25 January continued
Mount Ice View Lodge & Restaurant
Took a warm shower, but not in my bathroom, for which I paid an extra rs. 175. When I came down for dinner for warmth; what appeared to be an extended family had congregated there. I immediately felt uncomfortable and left. Settled in to the dining area of a large room, which had a large table with a heater under it, for appetizers and rakshi. Lal assured me that the meat with cooked onions appetizer was really yak, because it is against the beliefs of the Thakali people who live in Larjung to eat buffalo. Also had a plate of small sliced onions and veg pakoda.
In the area adjacent to the dining table was a TV watching alcove partitioned off by low couches at right angles. A man who I mistook as the owner was watching Just For Laughs, a show sort of like Candid Camera. An old crone was walking around carrying a 17 month old on her shoulder blades, using a blanket to hold him on. From time to time she would feed him, or briefly burst into babbling. Other family members would use hand gestures to herd her around.

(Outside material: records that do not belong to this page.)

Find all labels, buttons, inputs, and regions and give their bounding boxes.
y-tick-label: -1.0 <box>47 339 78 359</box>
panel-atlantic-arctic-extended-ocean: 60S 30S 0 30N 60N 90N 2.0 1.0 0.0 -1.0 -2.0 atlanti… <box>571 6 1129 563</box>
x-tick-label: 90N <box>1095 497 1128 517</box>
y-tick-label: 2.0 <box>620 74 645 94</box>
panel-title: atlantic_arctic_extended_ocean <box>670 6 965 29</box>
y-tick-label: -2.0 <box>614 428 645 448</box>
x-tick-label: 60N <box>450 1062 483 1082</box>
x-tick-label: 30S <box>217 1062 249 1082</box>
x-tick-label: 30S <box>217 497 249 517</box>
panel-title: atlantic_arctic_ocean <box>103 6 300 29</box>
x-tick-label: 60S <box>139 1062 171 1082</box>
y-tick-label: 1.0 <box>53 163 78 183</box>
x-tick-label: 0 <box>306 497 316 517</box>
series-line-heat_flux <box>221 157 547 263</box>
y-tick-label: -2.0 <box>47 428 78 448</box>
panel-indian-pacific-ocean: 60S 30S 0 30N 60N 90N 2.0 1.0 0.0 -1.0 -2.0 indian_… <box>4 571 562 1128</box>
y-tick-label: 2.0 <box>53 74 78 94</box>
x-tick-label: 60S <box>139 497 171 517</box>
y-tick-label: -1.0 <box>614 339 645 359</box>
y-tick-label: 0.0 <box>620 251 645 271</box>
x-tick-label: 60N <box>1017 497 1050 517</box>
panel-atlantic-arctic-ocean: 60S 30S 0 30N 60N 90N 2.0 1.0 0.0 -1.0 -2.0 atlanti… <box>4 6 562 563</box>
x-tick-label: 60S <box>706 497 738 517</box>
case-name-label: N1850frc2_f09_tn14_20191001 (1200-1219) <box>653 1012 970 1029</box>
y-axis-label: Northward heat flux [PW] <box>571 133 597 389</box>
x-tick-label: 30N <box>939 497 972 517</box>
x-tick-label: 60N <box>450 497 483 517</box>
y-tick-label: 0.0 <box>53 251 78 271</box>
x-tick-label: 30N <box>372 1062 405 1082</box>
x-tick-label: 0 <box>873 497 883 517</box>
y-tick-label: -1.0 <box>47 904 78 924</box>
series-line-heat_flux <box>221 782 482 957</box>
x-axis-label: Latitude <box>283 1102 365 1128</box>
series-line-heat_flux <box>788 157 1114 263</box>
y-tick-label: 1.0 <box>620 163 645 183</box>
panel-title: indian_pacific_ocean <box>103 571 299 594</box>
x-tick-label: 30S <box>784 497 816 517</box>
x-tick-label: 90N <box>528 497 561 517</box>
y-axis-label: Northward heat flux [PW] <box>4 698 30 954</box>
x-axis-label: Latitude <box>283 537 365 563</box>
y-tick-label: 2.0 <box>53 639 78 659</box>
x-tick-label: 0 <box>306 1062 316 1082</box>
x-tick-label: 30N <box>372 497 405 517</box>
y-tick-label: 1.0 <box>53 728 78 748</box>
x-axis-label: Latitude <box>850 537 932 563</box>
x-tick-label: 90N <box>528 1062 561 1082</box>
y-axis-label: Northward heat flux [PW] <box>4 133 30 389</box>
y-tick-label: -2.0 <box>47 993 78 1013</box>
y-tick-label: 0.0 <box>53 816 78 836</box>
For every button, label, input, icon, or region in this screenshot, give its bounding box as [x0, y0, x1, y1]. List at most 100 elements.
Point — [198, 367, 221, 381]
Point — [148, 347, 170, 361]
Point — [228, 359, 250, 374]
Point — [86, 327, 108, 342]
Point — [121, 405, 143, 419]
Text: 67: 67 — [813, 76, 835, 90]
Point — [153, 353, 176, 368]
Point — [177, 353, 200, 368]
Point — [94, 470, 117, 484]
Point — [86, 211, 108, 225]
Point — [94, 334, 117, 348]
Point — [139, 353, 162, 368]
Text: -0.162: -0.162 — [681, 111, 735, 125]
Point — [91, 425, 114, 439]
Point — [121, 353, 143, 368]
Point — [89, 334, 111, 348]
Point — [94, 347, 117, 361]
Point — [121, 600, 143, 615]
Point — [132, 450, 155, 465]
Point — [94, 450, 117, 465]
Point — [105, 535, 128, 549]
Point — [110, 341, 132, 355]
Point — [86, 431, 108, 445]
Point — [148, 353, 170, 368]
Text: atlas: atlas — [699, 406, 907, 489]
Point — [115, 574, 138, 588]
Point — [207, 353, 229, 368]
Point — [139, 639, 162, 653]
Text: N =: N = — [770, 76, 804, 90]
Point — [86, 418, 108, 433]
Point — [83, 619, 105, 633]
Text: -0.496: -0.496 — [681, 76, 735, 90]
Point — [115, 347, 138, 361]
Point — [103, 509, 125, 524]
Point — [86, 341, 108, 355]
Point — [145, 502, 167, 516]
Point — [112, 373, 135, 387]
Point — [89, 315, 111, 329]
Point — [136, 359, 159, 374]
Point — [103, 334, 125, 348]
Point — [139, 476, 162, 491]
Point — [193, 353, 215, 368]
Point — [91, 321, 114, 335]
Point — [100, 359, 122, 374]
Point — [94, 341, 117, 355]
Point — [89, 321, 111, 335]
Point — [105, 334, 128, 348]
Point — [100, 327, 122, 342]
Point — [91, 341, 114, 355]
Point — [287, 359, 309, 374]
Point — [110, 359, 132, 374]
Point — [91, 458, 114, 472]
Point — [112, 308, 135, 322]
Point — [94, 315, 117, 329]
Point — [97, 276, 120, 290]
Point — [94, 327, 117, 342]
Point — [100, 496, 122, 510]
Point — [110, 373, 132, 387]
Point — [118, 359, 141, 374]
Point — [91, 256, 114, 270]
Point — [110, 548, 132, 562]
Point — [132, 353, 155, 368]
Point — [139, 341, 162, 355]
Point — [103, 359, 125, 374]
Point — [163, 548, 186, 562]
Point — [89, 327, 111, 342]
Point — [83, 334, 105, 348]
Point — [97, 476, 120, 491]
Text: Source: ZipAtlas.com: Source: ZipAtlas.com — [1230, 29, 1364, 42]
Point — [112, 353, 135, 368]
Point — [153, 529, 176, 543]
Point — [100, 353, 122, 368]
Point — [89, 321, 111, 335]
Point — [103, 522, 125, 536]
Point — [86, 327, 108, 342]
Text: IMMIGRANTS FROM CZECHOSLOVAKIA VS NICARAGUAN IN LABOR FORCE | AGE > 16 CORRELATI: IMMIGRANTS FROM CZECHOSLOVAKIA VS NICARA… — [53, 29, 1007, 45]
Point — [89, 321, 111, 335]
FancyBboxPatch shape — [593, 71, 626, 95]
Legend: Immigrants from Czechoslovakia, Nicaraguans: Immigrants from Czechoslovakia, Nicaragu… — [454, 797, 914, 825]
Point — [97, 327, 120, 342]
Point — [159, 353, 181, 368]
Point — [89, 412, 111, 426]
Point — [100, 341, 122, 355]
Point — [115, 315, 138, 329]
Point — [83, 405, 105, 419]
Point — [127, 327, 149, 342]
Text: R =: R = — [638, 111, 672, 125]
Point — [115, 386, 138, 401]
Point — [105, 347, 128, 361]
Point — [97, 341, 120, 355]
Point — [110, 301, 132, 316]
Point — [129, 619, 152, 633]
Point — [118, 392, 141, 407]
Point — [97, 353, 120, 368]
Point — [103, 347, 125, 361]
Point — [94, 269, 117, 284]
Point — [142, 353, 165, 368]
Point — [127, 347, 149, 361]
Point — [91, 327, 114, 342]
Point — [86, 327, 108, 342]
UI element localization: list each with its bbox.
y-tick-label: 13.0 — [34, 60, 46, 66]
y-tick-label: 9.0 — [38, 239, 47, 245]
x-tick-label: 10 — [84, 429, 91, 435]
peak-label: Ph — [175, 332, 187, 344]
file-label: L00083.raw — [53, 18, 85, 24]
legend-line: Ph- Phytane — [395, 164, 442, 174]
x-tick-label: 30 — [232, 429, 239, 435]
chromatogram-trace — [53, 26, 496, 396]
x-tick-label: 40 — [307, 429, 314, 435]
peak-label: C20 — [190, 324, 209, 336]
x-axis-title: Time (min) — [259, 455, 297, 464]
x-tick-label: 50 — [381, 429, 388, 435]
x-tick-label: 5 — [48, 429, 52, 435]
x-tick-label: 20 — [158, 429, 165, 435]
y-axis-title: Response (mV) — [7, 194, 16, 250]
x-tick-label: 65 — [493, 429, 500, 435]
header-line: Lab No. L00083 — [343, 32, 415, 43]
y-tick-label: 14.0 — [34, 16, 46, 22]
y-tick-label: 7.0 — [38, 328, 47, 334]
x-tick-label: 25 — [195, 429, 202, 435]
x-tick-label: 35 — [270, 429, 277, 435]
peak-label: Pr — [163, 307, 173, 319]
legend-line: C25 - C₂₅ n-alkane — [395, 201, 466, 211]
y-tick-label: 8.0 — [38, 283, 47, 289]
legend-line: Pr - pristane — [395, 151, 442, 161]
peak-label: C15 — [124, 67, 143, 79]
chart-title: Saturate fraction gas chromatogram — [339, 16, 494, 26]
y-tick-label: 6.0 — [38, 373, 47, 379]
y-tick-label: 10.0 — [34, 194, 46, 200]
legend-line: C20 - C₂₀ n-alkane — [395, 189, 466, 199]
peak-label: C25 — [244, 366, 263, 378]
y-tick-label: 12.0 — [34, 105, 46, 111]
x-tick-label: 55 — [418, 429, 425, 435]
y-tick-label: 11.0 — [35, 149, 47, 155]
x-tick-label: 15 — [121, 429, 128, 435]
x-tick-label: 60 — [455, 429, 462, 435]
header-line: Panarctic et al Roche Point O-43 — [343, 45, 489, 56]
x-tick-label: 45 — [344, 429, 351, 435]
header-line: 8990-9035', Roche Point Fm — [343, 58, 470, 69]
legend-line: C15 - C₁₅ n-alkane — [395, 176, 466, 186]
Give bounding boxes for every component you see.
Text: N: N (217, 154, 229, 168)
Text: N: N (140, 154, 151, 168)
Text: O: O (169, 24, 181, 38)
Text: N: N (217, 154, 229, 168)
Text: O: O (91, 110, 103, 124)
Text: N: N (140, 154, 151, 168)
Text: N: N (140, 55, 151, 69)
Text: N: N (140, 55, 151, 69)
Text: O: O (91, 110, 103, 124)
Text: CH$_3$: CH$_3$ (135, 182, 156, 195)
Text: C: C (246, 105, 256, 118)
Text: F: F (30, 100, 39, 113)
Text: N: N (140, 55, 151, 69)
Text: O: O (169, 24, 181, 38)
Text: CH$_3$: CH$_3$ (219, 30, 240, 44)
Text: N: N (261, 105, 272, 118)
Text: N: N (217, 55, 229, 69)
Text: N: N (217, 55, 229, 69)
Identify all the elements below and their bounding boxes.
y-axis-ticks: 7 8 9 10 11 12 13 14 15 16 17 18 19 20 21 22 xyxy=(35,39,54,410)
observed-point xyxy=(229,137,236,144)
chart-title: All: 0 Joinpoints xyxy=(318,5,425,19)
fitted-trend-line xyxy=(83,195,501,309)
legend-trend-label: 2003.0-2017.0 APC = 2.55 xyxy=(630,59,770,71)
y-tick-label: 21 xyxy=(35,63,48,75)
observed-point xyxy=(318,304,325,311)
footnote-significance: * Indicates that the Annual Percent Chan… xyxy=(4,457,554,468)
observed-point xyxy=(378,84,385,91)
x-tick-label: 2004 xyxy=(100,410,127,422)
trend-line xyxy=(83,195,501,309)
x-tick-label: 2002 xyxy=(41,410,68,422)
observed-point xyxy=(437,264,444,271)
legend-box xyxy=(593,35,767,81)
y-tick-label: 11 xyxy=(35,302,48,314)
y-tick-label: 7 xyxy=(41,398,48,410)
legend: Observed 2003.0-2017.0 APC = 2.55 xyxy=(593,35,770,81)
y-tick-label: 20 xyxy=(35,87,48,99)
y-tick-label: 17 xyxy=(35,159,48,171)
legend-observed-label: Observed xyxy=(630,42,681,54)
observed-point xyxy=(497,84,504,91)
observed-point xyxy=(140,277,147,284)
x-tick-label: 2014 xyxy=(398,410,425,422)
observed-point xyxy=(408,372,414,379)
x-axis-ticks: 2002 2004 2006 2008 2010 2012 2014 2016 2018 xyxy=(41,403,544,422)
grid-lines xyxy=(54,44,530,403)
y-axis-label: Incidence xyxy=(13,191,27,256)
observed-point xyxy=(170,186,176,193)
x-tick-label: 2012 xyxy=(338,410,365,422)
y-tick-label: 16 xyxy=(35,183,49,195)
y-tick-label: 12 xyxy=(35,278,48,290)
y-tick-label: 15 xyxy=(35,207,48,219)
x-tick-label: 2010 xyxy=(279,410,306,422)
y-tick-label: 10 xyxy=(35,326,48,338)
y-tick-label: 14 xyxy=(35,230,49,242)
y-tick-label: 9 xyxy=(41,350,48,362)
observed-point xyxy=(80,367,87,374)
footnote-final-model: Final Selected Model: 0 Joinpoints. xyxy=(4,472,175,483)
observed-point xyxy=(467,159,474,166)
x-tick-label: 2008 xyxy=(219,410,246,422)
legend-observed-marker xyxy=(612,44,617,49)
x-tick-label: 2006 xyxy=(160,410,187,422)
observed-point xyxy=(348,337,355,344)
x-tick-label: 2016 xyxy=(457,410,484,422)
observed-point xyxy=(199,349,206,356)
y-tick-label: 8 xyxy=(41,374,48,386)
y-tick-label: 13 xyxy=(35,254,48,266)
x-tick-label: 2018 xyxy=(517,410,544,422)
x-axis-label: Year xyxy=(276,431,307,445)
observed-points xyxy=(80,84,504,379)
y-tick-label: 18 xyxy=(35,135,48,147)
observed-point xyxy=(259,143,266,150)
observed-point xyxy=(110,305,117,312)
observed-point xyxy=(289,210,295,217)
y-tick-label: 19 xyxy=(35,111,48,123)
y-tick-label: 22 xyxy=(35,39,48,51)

The two cups of rakshi put me in the mood to watch TV also, so I sat on the couch at right angles to the one the man was sitting on. A small cylindrical charcoal heater had been placed in the alcove for warmth. The man was a practitioner of Bon, the pre-Buddhist religion of Nepal that worships spirits, nature. He had been taught by strict Jesuits at a boarding school in Kathmandu, and now works in the construction business. He was in Larjung for the ancestor-worshipping aspect of his religion. His family, clan, has a shrine. When a member of the family dies, after cremation a piece of bone has to return to the shrine and be put in a mausoleum or vault. As generations pass, the shrine and mausoleums become full. When that happens, different branches of the family have to build new shrines. He was in Larjung on behalf of his family to oversee the building of a new shrine; he had been staying at the Mount Ice View Lodge for two weeks, and would stay another two weeks. When it is done, a shaman will perform a ceremony. His brother, who works in the animation field in California and lives a simple lifestyle with no furniture except a bed and computer table, will participate in the ceremony, as will an uncle from England.